Tent Schools International, which provides Christ-centered education to about 175,000 kids worldwide, plans to set up a tent school for refugee kids in Bekaa Valley, Lebanon.
Dale Dieleman, vice president of Tent Schools International, explained that kids in refugee camps sometimes do not have access to the schools in their host countries because the policies change often.
With limited access to schools, kids become vulnerable targets for recruitment by Islamic extremists. Other factors, like limited food aid, make young people easier to recruit.
In Germany, for example, thousands of Salafi Jihadists roam the country with the purpose of enticing asylum seekers, especially children, to join their group.

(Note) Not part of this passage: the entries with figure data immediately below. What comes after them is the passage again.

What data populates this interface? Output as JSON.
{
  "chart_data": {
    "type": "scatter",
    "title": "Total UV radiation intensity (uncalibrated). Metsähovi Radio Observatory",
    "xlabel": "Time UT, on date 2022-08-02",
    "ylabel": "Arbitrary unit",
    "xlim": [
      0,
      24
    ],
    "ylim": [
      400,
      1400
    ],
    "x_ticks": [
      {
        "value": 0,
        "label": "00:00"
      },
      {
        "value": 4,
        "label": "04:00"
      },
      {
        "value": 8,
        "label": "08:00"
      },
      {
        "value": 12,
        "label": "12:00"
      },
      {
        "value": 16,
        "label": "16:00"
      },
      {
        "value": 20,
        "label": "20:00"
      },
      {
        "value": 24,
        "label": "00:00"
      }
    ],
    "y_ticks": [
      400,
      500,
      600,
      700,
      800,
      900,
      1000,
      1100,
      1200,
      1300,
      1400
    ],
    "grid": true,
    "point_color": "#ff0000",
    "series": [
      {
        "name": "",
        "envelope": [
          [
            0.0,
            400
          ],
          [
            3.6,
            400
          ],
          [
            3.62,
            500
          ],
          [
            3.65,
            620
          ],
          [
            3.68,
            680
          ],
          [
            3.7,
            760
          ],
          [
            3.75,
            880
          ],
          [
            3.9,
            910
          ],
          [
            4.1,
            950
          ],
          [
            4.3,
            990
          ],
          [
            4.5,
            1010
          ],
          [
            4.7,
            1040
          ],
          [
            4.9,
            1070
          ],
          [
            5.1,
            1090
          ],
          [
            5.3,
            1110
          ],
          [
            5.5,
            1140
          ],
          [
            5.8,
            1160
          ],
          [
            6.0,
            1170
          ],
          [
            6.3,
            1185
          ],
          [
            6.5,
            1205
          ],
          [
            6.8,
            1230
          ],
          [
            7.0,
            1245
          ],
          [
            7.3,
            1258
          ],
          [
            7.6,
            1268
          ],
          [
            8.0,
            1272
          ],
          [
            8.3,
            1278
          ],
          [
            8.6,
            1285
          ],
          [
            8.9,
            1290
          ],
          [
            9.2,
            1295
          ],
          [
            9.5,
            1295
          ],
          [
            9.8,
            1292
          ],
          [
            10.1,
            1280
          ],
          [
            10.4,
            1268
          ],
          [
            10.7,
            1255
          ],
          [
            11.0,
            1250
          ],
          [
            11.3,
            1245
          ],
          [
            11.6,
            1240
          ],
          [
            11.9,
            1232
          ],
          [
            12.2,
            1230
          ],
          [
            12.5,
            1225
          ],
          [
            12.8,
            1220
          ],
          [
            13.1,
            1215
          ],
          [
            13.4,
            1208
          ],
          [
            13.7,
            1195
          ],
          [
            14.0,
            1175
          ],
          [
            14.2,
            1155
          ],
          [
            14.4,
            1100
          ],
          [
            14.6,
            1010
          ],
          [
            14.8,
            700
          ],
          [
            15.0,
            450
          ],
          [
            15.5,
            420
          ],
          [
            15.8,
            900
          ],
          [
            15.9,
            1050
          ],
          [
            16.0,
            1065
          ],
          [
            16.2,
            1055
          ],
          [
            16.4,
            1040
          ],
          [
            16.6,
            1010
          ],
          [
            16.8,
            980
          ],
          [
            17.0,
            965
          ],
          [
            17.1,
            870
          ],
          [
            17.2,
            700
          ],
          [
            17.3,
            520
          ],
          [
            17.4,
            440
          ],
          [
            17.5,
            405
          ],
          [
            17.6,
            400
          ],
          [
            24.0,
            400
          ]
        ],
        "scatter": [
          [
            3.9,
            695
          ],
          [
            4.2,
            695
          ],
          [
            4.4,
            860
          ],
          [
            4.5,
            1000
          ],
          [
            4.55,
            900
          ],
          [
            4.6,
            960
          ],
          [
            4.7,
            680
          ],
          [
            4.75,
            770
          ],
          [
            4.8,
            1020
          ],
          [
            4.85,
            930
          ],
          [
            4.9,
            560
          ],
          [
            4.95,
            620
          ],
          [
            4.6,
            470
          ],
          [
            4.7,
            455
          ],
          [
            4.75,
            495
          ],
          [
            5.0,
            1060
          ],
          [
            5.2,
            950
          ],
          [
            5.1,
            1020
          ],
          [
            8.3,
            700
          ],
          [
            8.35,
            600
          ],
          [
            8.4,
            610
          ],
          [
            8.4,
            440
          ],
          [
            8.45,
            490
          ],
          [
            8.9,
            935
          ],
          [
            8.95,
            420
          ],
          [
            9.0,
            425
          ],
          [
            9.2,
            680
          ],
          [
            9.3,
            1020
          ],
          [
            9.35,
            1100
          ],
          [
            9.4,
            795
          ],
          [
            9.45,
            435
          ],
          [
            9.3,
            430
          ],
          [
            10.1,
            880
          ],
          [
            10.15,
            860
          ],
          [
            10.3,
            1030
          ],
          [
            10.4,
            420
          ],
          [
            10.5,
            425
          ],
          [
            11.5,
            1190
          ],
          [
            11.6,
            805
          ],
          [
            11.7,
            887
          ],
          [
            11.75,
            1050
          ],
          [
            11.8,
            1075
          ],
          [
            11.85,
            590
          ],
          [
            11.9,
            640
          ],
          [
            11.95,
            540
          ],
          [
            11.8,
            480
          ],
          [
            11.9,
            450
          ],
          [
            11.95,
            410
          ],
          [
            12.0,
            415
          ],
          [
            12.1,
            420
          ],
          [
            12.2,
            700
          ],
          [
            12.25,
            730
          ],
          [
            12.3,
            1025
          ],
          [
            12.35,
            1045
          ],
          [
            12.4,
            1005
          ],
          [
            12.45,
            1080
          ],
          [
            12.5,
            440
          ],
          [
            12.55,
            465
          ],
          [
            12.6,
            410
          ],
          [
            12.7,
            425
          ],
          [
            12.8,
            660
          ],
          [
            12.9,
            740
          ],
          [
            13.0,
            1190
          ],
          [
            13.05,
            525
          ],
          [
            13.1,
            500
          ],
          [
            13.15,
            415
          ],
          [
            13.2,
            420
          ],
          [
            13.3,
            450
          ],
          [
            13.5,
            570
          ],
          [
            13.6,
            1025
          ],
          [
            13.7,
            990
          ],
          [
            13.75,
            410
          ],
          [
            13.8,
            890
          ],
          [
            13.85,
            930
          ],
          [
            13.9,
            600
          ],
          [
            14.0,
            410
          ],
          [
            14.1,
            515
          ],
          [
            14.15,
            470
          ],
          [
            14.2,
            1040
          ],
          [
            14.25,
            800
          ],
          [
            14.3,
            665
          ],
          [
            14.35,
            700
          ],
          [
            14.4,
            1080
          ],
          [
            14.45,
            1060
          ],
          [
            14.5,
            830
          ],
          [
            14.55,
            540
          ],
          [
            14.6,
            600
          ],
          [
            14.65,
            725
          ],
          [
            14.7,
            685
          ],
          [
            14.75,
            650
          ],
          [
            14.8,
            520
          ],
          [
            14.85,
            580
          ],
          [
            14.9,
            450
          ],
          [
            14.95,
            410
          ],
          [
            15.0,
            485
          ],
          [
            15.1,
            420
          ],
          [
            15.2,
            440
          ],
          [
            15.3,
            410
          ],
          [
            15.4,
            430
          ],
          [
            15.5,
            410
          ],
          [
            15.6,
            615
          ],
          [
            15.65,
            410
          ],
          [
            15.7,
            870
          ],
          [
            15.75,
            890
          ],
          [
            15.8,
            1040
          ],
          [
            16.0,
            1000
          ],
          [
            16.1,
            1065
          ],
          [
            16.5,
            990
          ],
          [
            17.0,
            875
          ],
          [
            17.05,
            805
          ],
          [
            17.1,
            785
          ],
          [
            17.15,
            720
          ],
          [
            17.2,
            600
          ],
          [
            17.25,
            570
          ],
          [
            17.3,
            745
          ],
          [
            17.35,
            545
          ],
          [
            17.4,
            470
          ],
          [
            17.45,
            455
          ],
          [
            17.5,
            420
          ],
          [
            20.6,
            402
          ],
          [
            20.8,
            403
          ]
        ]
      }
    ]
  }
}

"We are very concerned Islamists in Germany are trying, under the cover of humanitarian assistance, to exploit the situation of the refugees for their own ends and to proselytise and recruit among asylum-seekers," said Hans-Georg Maassen, head of the Federal Office for the Protection of the Constitution, according to Express.
Dieleman said the chances of kids, especially those below 15 years old, being radicalized can be lessened by giving them an opportunity to study and instilling in them a sense of hope. This is why they are going to set up a tent school in Lebanon in time for the September school year opening.
"We want to help children continue their education, but also in so doing, try to mitigate against or significantly reduce the opportunities for kids to be recruited into these terrorist groups," Dieleman said, according to Mission Network News.
The organization will also train the students on basic computer skills not only to help with their studies but also to give them better chances of getting a job in the future.
Dieleman said the schools they set up are geared toward introducing the students to the gospel. The students, who are taught by Christian teachers, get exposed to the word of God through Bible stories incorporated into the lessons.
"The bottom line is that kids are being exposed to the Christian faith, to the life of Jesus," he said.